Inheritance and a common parent class will be also used if we do not know all the possible relations between objects or the relations are varied and komplex. Definition of dependencies between classes is then solved on the common parent class level. An example is IT configuration database containing particular components hardware, servers, applications and their components, databases, documentation etc. It is possible to create an entity-relationship models of various complexity for these classes. However, in order to capture all the possible relations (any class with another class), we will introduce selfreference on class Configuration item, that is a common parent class to all other classes.


Entity-relationship model – foreign keys are used to capture relations.

Subcategories implementation – classes do not have defined relations between themselves, but they inherit properties from its parent class (Configuration item), to which relations are defined by selfreference. (There is Configuration item in the example, as it is described by the ITIL framework.)


Parent class can also have its parent class. In our example it is convenient to group classes describing Microsoft Active directory (users, computers, groups) under a common parent class – class MS Active Directory Objects. This class will be a child class of the class Configuration item. The advantage of this design is that we can refer in the column Members of the class MS AD Groups to all the objects that can be members of MS AD group.

Both shown approaches to capture relations between classes (references to classes by means of columns of the reference type and inheritance from the class that refers to itself) can be combined.
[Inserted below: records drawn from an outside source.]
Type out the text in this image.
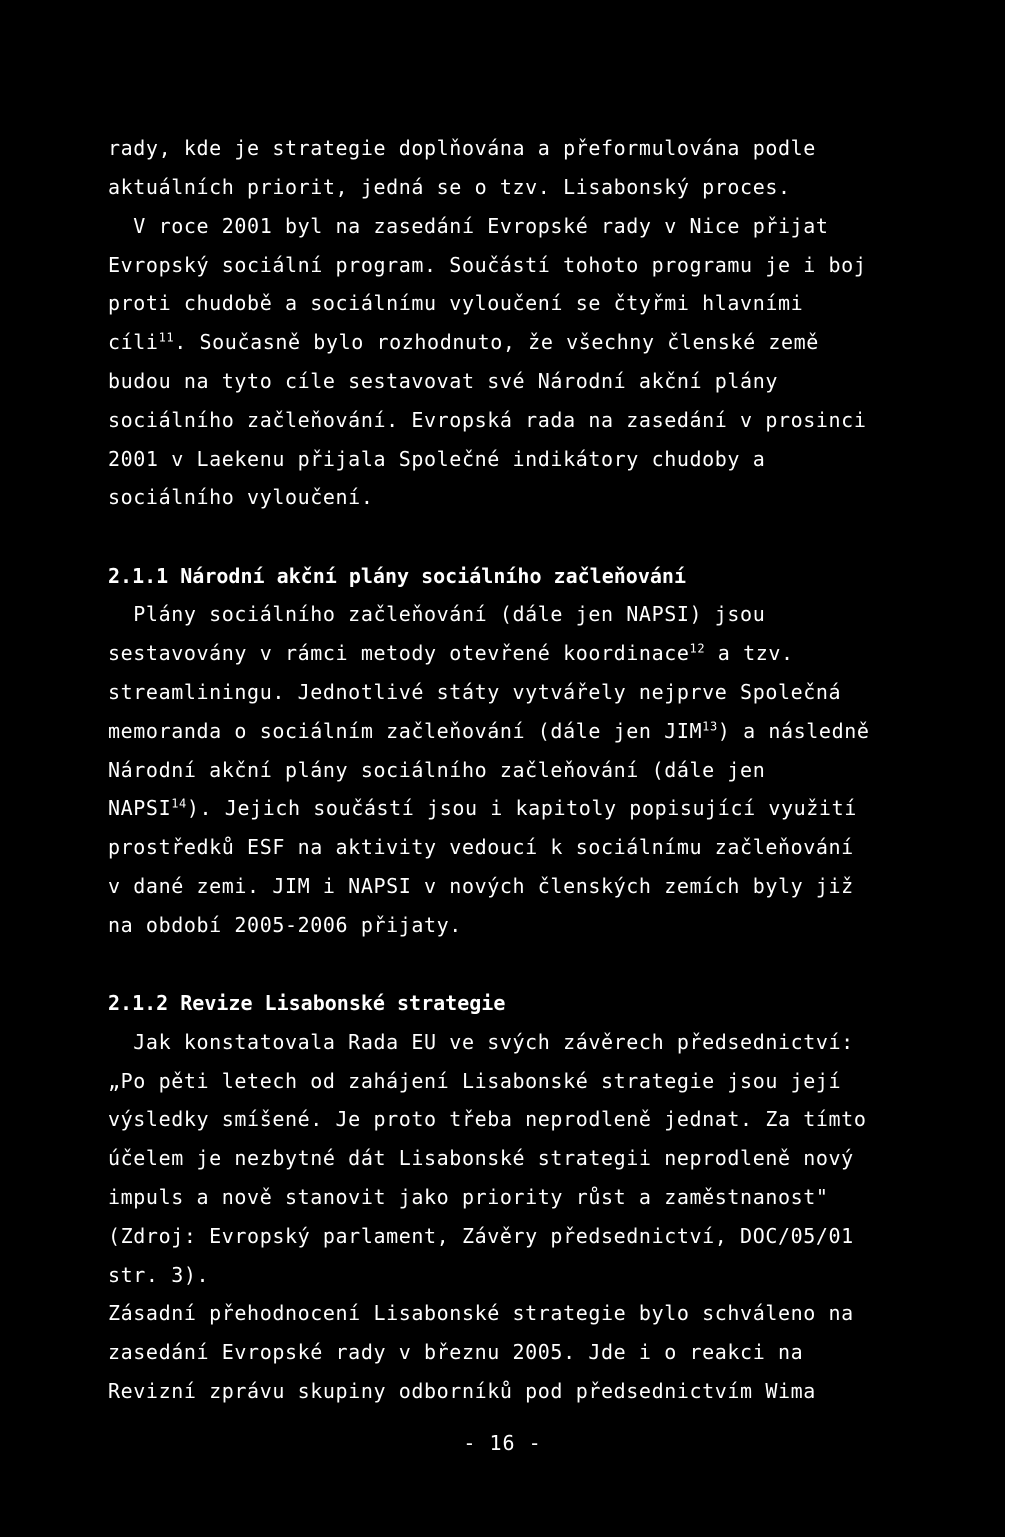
rady, kde je strategie doplňována a přeformulována podle
aktuálních priorit, jedná se o tzv. Lisabonský proces.
V roce 2001 byl na zasedání Evropské rady v Nice přijat
Evropský sociální program. Součástí tohoto programu je i boj
proti chudobě a sociálnímu vyloučení se čtyřmi hlavními
cíli$^{11}$. Současně bylo rozhodnuto, že všechny členské země
budou na tyto cíle sestavovat své Národní akční plány
sociálního začleňování. Evropská rada na zasedání v prosinci
2001 v Laekenu přijala Společné indikátory chudoby a
sociálního vyloučení.
2.1.1 Národní akční plány sociálního začleňování
Plány sociálního začleňování (dále jen NAPSI) jsou
sestavovány v rámci metody otevřené koordinace$^{12}$ a tzv.
streamliningu. Jednotlivé státy vytvářely nejprve Společná
memoranda o sociálním začleňování (dále jen JIM$^{13}$) a následně
Národní akční plány sociálního začleňování (dále jen
NAPSI$^{14}$). Jejich součástí jsou i kapitoly popisující využití
prostředků ESF na aktivity vedoucí k sociálnímu začleňování
v dané zemi. JIM i NAPSI v nových členských zemích byly již
na období 2005-2006 přijaty.
2.1.2 Revize Lisabonské strategie
Jak konstatovala Rada EU ve svých závěrech předsednictví:
„Po pěti letech od zahájení Lisabonské strategie jsou její
výsledky smíšené. Je proto třeba neprodleně jednat. Za tímto
účelem je nezbytné dát Lisabonské strategii neprodleně nový
impuls a nově stanovit jako priority růst a zaměstnanost"
(Zdroj: Evropský parlament, Závěry předsednictví, DOC/05/01
str. 3).
Zásadní přehodnocení Lisabonské strategie bylo schváleno na
zasedání Evropské rady v březnu 2005. Jde i o reakci na
Revizní zprávu skupiny odborníků pod předsednictvím Wima
- 16 -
This design enables to explicitly define all the frequent relations in a well structured way (references between classes) and at the same time have the possibility to capture rare or not anticipated relation by common class selfreference as it is specified in the ITIL framework.

Above mentioned examples enable to achieve high data integrity in ObjectGears and capture also relations, that may not be planned at the creation of classic stitic entity-relationship model at the time of its design. If we do not want in some cases to create model with many classes and use class inheritance, but on the contrary to take advantage of storing data in a single class we may use property multiple columns, that is defined in the class detail.